Whether the Idaho and West Virginia laws genuinely protect girls from unfair competition is questionable. (The Idaho law is styled the “Fairness in Women’s Sports Act.”) In practice, the laws may subject women in public schools to “invasive sex verification procedures,” as educational expert George Theoharis of Syracuse University wrote after the court ruling.
They’re also based on a retrograde view of women as fragile creatures needing men’s protection, Theoharis wrote — “the same logic that has historically been used to justify excluding women from making their own healthcare decisions and girls from rigorous math and science; that physically demanding work is simply beyond them.” (There don’t appear to be any state laws barring transgender women from competing in men’s sports.)
Becky Pepper-Jackson, the plaintiff in the West Virginia case, in which she is identified only as B.P.J., is the only transgender girl who sought to join girl’s teams — track and cross-country — in the state. That was in 2021, just after West Virginia passed its law and she was about to enter sixth grade. She didn’t appear to pose any competitive risk to others on the track and cross-country teams she applied to join — her lawyers told the Supreme Court that on those no-cut teams, she “came in near the back.”
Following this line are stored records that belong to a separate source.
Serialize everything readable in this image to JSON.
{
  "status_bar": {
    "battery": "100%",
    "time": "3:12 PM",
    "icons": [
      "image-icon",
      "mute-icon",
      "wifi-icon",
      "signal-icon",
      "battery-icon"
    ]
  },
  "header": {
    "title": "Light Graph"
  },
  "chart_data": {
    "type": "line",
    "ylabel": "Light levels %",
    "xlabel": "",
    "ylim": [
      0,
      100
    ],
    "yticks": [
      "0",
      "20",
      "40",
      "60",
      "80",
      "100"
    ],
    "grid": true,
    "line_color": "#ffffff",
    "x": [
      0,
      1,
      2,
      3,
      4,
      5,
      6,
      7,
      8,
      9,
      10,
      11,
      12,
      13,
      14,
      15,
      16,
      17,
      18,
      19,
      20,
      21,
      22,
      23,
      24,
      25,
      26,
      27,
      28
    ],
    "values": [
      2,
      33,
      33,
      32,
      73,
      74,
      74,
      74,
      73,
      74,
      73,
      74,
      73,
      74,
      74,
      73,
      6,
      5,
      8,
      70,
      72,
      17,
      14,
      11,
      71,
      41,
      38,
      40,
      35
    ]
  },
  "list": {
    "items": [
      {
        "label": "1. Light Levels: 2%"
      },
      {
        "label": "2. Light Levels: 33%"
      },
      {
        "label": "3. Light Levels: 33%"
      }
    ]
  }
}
Anyway, she had not gone through male puberty, which theoretically might have endowed her with a competitive advantage, because she had been taking puberty blockers and female hormones.
Thanks to the court’s ruling, Sotomayor observed in a dissent joined by Justices Elena Kagan and Ketanji Brown Jackson, West Virginia can deny Becky access to school sports “because it thinks they have an inherent athletic advantage, even if the facts show that they do not.”
B.P.J., Sotomayor wrote, “cannot practice on girls’ teams, even if she would not take anyone’s spot in an eventual competition, even if everyone who tries out for the team makes it, and even if having the chance to participate could aid immensely in treating B. P. J.’s gender dysphoria.”
So whose interest was really protected by the Supreme Court?